What do you know, Healthways decided to take another look at its MHS data. Recall that the MHS report ultimately concluded that, compared to the control group, health care costs increased less (i.e., didn't go up as much) as a result of disease management, but that the savings, versus its average monthly fee of $94, were not budget neutral (go to page 67).

As the Disease Management Care Blog understands it, third party research through Emory University, Harvard University, The University of Milan and The University of Trieste applied a "Coarsened Exact Matching" to achieve a better statistical balance between the intervention and control groups. Based on this analysis, a recalculated mean savings per beneficiary totalled $2,848 per year, resulting in a net cost savings of $73 per beneficiary.

As noted in this news report, the Feds are unlikely to be impressed and are still likely to get a clawback of some of their fees. Given the lack of any movement in Healthway's stock price (HWAY), the market isn't impressed either.

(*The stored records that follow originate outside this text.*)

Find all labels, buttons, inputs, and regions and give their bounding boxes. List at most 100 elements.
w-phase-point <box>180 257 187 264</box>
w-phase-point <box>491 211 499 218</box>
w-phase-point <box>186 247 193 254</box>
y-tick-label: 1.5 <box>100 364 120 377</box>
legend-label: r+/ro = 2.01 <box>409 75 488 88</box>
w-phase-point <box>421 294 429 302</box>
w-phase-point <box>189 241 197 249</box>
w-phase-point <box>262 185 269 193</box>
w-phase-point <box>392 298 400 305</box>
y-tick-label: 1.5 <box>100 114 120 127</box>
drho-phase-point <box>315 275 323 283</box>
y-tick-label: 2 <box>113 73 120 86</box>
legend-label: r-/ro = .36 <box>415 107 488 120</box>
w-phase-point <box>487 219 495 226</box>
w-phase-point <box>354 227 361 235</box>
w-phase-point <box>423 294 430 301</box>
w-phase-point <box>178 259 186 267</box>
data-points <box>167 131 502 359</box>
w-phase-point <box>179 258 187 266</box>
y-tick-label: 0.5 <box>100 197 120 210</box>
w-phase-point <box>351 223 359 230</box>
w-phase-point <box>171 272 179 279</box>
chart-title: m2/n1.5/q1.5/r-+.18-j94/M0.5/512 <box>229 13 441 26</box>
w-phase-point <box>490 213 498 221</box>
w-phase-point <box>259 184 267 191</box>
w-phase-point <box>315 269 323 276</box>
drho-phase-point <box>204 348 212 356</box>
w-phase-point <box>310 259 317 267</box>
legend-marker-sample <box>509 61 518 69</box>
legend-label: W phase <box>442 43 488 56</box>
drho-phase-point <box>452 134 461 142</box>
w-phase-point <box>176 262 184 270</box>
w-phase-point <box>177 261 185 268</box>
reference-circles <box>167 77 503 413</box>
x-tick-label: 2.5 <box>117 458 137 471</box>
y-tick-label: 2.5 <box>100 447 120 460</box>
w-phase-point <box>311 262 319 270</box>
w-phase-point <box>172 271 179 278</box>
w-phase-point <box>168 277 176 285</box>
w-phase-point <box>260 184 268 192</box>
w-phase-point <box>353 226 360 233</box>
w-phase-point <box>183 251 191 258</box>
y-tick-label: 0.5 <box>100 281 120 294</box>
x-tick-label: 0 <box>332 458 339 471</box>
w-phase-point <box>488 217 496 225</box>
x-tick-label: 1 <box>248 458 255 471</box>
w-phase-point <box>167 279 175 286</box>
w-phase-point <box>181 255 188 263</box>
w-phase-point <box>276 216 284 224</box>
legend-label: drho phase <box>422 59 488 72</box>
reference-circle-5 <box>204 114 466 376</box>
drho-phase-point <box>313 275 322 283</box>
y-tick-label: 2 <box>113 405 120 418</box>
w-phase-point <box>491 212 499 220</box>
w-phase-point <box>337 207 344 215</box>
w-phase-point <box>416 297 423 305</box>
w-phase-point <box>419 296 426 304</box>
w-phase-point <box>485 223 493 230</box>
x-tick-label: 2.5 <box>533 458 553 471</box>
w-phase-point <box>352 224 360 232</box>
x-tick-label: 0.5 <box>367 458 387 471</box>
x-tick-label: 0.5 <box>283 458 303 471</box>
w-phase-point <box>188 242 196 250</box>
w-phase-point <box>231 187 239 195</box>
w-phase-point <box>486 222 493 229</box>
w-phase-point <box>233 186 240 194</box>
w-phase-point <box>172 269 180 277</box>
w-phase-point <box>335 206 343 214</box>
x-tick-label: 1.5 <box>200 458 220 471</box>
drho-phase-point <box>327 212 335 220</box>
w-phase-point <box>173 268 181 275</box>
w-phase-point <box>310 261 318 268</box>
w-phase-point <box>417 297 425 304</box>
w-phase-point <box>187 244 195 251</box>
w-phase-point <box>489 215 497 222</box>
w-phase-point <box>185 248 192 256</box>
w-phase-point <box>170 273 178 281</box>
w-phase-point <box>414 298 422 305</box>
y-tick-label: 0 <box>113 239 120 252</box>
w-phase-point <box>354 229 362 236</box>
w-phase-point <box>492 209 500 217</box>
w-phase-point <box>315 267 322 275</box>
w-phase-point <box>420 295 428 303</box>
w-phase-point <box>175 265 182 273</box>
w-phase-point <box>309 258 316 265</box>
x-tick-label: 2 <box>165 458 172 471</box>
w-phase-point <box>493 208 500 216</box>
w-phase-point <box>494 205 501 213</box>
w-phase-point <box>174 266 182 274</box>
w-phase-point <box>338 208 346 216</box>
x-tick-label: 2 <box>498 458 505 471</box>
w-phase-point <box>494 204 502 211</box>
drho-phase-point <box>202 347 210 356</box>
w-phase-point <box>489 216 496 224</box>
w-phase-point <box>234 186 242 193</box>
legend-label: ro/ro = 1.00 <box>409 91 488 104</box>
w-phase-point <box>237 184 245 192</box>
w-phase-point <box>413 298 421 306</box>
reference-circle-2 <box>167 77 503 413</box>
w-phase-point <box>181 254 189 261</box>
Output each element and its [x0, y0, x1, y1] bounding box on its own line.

Yet, should the DMCB and its growing readership be impressed? The DMCB isn't sure:

1) It's challenging to evaluate Healthways' claims based on a press release that provides only summary results. Given the stakes, the claim that savings were ultimately achieved warrants greater detail, more transparency and the input of peer review. Sure, it takes time and effort, but, in the long run, it's worth it.

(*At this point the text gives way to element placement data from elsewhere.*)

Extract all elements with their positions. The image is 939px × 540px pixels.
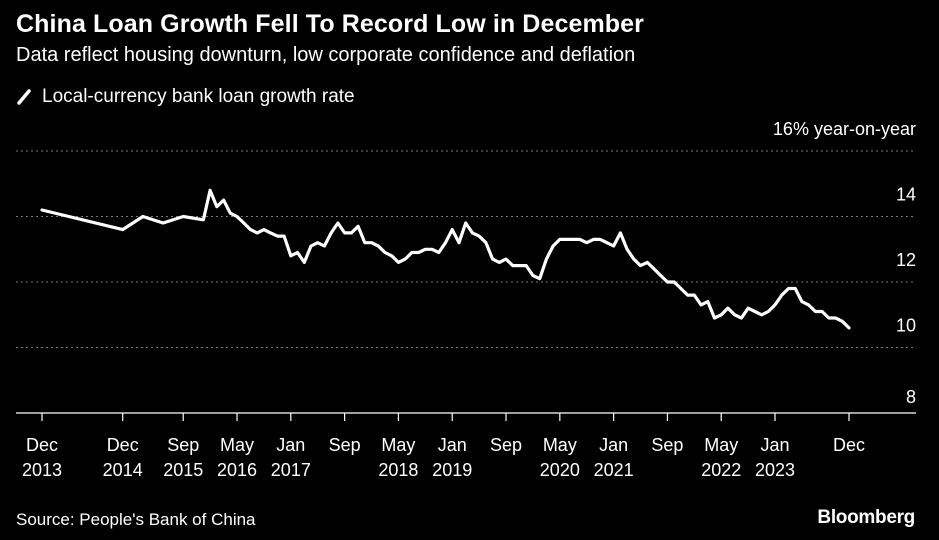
y-tick-label-12: 12 xyxy=(896,250,916,270)
x-tick-year-2021-01: 2021 xyxy=(594,460,634,480)
legend-label: Local-currency bank loan growth rate xyxy=(42,86,355,107)
x-tick-year-2023-01: 2023 xyxy=(755,460,795,480)
x-tick-label-2019-09: Sep xyxy=(490,435,522,455)
x-tick-label-2017-01: Jan xyxy=(276,435,305,455)
x-tick-year-2018-05: 2018 xyxy=(378,460,418,480)
x-tick-label-2020-05: May xyxy=(543,435,577,455)
source-note: Source: People's Bank of China xyxy=(16,510,256,529)
x-tick-label-2022-05: May xyxy=(704,435,738,455)
x-tick-label-2014-12: Dec xyxy=(107,435,139,455)
y-tick-label-10: 10 xyxy=(896,316,916,336)
x-tick-year-2019-01: 2019 xyxy=(432,460,472,480)
x-tick-year-2016-05: 2016 xyxy=(217,460,257,480)
series-line-0 xyxy=(40,188,851,330)
x-tick-label-2019-01: Jan xyxy=(438,435,467,455)
x-tick-label-2023-12: Dec xyxy=(833,435,865,455)
x-tick-year-2013-12: 2013 xyxy=(22,460,62,480)
x-tick-label-2021-01: Jan xyxy=(599,435,628,455)
line-chart: 8 10 12 14 16% year-on-year Dec 2013 Dec 2014 Sep… xyxy=(16,119,916,480)
x-tick-year-2017-01: 2017 xyxy=(271,460,311,480)
x-tick-label-2013-12: Dec xyxy=(26,435,58,455)
chart-title: China Loan Growth Fell To Record Low in … xyxy=(16,10,645,38)
legend-line-icon xyxy=(17,89,31,105)
x-tick-year-2014-12: 2014 xyxy=(103,460,143,480)
x-tick-label-2016-05: May xyxy=(220,435,254,455)
x-tick-label-2018-05: May xyxy=(381,435,415,455)
x-tick-year-2015-09: 2015 xyxy=(163,460,203,480)
y-tick-label-14: 14 xyxy=(896,185,916,205)
y-tick-label-16: 16% year-on-year xyxy=(773,119,916,139)
x-tick-year-2020-05: 2020 xyxy=(540,460,580,480)
legend: Local-currency bank loan growth rate xyxy=(16,86,355,108)
x-tick-label-2017-09: Sep xyxy=(329,435,361,455)
bloomberg-logo: Bloomberg xyxy=(817,507,915,528)
x-tick-label-2021-09: Sep xyxy=(651,435,683,455)
x-tick-label-2023-01: Jan xyxy=(761,435,790,455)
chart-subtitle: Data reflect housing downturn, low corpo… xyxy=(16,44,636,66)
x-tick-label-2015-09: Sep xyxy=(167,435,199,455)
x-tick-year-2022-05: 2022 xyxy=(701,460,741,480)
y-tick-label-8: 8 xyxy=(906,387,916,407)
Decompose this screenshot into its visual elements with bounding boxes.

2) The key feature of this statistical breakthrough is the use of "coarsened extract matching." The DMCB never heard of that before. That same problem is probably getting in the way of other interested stakeholders.

3) And then there's a credibility issue: the uphill part of any post-hoc analysis - even if third party and even if it is Harvard - is overcoming the perception that the methodology used was chosen precisely because of the likelihood of yielding a desired result.

No wonder why few seem impressed. Yet, the DMCB isn't sure reburial of the remains is necessary at this time. It'll look forward to seeing more data and analysis. Sort of like poking it with a fork.... to see if it... moves.